There is often a 100 ohm resistor between the +sense and +ve and between the -sense and -ve outputs of bench power supplies. This protects the output from high voltage if the sense wires are accidentally disconnected. So why are these resistors low value like 100 ohms? What if it's 1K?
I'm making a 6V power supply and can't seem to see much difference in the output whether it is 100 ohms or 1k. The output voltage always falls if the sense wire gets disconnected, whether the resistor is 100 ohms or 1K.

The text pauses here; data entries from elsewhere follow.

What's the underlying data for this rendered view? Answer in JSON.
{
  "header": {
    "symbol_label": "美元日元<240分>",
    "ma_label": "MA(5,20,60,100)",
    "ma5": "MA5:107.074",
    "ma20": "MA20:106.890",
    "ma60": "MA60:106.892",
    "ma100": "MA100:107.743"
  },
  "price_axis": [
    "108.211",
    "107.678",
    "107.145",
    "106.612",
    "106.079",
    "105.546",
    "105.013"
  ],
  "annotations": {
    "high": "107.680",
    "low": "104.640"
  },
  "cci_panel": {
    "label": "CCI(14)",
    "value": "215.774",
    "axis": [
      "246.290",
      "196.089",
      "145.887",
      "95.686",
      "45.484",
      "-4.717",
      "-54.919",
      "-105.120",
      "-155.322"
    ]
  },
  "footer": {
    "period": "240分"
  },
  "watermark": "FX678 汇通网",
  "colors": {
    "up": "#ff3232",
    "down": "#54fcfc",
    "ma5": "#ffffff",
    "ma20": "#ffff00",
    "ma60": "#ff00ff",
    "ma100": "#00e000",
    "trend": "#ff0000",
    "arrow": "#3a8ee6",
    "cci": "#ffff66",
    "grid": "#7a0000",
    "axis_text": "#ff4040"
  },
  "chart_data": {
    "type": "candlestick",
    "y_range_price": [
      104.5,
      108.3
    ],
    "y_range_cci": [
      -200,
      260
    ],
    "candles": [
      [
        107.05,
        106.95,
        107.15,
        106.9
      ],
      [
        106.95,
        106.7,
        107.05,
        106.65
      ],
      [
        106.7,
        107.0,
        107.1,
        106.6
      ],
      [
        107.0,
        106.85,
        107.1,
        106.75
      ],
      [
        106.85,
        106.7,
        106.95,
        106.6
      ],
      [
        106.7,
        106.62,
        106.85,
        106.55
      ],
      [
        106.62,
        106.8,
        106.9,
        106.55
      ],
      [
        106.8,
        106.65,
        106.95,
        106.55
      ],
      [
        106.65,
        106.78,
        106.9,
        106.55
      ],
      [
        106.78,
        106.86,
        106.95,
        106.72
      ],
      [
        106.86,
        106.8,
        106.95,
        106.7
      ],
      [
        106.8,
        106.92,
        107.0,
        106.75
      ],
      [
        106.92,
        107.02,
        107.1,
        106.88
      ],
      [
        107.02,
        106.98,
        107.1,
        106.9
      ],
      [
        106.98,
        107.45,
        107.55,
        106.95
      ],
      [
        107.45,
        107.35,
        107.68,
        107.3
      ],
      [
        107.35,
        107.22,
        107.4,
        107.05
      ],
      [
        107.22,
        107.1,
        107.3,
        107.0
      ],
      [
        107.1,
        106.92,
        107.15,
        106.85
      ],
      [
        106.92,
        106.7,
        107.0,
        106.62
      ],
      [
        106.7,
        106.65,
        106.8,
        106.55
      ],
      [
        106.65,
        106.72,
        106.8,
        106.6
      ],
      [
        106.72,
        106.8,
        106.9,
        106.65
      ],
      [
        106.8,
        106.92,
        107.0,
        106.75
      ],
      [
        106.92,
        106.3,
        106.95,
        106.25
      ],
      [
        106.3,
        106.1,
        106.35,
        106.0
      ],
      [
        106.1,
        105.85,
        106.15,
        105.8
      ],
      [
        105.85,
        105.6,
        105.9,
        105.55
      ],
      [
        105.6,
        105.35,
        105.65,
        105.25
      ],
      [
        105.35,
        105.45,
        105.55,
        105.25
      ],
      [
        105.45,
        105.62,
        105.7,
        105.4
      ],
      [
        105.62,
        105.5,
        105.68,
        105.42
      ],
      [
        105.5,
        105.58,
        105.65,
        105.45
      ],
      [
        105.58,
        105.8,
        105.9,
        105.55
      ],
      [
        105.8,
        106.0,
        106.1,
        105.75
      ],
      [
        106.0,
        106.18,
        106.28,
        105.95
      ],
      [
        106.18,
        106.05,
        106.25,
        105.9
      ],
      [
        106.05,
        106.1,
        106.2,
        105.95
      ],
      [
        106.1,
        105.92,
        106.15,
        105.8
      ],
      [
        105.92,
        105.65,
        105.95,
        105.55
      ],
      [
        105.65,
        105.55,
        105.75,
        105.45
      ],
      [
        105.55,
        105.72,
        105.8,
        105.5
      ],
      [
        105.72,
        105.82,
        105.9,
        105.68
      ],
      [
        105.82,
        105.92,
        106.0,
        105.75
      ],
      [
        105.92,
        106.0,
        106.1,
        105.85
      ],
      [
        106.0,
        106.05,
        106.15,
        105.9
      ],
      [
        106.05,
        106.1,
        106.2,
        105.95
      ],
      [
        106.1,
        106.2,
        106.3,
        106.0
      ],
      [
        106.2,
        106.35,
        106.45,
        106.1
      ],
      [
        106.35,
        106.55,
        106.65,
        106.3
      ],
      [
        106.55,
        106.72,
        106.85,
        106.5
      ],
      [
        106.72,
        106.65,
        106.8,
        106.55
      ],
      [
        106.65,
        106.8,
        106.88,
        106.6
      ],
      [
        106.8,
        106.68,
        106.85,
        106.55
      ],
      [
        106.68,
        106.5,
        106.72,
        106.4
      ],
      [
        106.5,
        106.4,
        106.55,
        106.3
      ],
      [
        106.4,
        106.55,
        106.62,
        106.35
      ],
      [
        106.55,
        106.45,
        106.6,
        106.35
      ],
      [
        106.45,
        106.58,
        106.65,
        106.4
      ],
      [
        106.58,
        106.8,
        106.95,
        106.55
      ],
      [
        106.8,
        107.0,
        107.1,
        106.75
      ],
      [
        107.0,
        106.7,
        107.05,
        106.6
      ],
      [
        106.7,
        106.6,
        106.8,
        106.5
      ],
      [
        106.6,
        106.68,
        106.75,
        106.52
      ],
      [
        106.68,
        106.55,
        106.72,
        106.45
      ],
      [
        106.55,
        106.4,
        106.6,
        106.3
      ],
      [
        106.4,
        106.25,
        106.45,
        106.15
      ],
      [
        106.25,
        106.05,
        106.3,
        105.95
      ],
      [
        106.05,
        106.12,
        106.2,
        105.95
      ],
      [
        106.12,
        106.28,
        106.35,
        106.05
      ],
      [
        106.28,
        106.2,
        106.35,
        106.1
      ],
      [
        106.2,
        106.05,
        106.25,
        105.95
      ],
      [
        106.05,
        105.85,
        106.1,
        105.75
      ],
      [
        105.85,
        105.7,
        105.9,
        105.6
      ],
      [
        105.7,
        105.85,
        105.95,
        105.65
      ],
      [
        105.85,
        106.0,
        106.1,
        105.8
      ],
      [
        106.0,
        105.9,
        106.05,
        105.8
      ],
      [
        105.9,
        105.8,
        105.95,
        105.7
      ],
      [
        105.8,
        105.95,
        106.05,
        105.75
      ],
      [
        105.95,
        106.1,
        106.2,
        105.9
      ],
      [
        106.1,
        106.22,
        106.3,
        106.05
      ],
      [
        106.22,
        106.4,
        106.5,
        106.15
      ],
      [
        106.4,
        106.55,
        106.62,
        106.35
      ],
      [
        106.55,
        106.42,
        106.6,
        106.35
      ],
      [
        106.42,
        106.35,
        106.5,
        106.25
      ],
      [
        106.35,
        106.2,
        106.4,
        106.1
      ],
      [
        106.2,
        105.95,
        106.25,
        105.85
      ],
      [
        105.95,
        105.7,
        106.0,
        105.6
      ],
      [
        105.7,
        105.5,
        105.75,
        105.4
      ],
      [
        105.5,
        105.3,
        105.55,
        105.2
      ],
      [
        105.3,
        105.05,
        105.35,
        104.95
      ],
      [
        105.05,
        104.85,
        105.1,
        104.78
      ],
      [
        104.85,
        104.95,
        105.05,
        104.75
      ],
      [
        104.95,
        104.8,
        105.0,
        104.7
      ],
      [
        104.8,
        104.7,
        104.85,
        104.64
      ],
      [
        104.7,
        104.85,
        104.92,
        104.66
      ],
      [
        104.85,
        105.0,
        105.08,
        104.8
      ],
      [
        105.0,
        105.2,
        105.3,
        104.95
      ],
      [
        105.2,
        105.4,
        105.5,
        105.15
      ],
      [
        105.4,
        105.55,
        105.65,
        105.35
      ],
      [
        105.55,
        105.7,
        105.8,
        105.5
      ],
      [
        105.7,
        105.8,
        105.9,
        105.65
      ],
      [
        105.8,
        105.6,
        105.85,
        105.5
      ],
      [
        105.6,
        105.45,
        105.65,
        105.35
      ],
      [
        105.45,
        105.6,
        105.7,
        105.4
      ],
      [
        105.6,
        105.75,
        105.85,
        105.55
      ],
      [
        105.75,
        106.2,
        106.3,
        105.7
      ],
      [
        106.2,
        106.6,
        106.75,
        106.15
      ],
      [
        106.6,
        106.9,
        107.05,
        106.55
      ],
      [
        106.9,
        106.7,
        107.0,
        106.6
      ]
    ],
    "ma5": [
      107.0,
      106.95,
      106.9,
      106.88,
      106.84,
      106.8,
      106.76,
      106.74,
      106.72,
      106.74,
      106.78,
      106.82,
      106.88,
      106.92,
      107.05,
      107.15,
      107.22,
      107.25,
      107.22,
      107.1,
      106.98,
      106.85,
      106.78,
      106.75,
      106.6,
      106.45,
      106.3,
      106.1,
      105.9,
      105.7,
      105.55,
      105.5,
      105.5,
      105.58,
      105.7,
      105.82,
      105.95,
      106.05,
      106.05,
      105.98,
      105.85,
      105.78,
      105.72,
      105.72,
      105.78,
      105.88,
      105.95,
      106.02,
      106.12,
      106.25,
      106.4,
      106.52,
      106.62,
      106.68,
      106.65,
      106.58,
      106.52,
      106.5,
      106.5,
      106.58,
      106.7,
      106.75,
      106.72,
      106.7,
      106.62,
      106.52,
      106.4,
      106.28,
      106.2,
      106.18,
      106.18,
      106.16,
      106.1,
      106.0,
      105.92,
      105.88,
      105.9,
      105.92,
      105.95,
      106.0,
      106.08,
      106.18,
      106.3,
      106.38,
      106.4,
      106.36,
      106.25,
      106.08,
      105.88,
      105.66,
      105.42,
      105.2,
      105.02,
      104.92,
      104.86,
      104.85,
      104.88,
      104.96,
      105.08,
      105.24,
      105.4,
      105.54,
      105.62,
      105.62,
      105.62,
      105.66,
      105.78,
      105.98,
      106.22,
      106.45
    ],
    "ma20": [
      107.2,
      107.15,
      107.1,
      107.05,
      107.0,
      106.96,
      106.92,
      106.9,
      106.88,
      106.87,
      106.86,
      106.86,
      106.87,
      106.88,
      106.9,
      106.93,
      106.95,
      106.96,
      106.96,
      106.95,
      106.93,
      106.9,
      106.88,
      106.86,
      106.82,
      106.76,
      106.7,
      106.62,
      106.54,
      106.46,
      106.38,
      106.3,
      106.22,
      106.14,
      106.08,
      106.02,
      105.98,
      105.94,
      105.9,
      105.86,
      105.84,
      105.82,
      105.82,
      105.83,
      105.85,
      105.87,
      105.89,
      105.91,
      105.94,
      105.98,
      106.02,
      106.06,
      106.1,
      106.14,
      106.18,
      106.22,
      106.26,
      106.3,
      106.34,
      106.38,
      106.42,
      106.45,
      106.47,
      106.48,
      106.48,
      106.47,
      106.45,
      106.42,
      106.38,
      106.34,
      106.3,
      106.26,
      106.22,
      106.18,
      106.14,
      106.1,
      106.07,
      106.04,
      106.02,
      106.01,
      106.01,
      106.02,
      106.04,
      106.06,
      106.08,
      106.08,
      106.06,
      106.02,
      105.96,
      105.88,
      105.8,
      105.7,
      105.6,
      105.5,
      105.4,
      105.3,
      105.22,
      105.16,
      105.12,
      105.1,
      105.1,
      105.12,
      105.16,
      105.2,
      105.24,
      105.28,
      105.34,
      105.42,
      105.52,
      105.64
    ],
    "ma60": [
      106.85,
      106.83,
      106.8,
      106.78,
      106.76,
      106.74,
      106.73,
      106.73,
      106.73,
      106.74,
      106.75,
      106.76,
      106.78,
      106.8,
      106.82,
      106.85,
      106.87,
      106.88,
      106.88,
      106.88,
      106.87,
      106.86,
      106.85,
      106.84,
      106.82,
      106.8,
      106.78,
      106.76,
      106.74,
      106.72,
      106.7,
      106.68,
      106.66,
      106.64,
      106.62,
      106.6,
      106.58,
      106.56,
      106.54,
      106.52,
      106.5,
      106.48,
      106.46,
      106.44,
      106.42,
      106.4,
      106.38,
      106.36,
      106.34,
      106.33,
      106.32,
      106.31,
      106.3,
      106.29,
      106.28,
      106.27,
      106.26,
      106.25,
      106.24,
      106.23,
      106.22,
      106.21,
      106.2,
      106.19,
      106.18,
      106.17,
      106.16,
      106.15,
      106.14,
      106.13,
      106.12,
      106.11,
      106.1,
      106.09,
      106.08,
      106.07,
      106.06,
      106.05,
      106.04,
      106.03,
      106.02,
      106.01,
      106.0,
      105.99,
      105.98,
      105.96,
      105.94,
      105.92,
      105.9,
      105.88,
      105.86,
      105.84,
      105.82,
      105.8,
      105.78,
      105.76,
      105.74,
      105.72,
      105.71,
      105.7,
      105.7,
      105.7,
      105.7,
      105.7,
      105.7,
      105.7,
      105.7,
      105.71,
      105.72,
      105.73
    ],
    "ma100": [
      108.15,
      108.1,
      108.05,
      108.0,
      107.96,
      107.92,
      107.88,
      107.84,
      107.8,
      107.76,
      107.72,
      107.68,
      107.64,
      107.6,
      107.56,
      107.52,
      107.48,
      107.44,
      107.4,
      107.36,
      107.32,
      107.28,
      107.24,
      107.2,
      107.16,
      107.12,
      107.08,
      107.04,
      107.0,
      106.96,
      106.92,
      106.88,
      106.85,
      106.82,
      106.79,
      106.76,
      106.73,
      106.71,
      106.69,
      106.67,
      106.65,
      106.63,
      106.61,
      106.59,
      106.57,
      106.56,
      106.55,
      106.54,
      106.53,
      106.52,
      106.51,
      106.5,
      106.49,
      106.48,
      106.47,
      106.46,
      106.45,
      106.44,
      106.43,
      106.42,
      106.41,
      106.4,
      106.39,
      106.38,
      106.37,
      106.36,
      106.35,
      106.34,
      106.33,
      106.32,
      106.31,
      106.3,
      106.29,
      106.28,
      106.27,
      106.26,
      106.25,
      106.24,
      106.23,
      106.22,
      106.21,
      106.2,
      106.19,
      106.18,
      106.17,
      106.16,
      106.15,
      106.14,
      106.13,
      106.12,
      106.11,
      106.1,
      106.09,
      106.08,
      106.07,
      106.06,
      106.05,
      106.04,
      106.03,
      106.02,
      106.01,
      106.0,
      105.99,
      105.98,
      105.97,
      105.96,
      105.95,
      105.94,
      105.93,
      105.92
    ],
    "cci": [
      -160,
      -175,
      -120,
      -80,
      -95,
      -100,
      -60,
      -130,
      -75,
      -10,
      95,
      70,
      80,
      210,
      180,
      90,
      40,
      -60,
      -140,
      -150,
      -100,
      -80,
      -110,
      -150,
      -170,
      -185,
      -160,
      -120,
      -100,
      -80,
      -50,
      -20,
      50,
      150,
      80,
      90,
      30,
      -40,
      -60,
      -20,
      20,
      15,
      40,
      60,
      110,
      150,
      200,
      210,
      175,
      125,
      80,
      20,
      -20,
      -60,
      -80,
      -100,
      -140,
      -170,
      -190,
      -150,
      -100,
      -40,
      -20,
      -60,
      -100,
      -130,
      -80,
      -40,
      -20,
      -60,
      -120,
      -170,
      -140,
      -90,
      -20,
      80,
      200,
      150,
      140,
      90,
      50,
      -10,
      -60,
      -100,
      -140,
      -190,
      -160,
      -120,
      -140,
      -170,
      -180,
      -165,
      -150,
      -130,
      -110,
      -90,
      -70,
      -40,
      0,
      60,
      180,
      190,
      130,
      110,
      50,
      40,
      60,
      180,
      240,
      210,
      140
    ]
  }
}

Also, it seems 1K is better, if the actual power line gets disconnected. The 1k will survive, while the 100 ohms will burn up, possibly taking the sense wires with it.
So, what am I missing?
edit:
I think the question was not clear. There are no feedback resistors involved here. These are the resistors I am talking about: Rs and Rs shown below. They will burn up if they are low value and the output cable is disconnected (they are usually 100 ohm 0.5 watt; sometimes even 5 ohm or 10 ohm). But they will not burn up if they are 1K 0.25W. Image from here and here.
I cannot seriously think the resistor is low value to decrease noise. There must be dozens of much higher value resistors in the power supply itself. And this is not a feedback resistor, it is a protection resistor (protecting against inadvertent high voltage at the output if the sense wires are accidentally disconnected). Almost no current should be flowing through them during normal operation.
PS: my power supply has only the +ve sense wire, so will have only the one resistor. Ground return is directly connected, no sense wire or protection resistor.
update: to make it more clear, this is the output stage that I currently have (after putting in the back to back diodes). The power supply is rated 6V 1A, but with sensing failure may go upto 9V 1A. The 40m ohm resistance comes from a dual mosfet protection system. The 1N5408 is to protect against accidental high input voltages from output (and prevent the crowbar from nuisance tripping). It can be bypassed. The 20m ohm is output cable resistance. Please ignore the 10k resistor, it is temporary. Local sensing can be done before the mosfet switch or at the load (indicated by the unconnected bent wires going from the op amp). Circuit works fine with all resistor values. If I were to put in parasitic capacitance to simulate, where should it be?
Best Answer
The error amp generally has an input impedance in the few k region, as it is often really an opamp with feedback, so you want the sense resistors to be small (But large enough to be swamped by the cable conductance) to minimise error.
Secondly, an unconnected set of sense leads look like a capacitor, so you want the sense resistors small so that the resulting pole is way above the loop frequency to avoid impacting the loop stability.
Thirdly resistors add voltage noise, more for higher values, it's a physics thing.
One canny approach is to parallel the resistors with a pair of back to back diodes of sufficient robustness to handle the output current, means that you get at most a 1.4V error.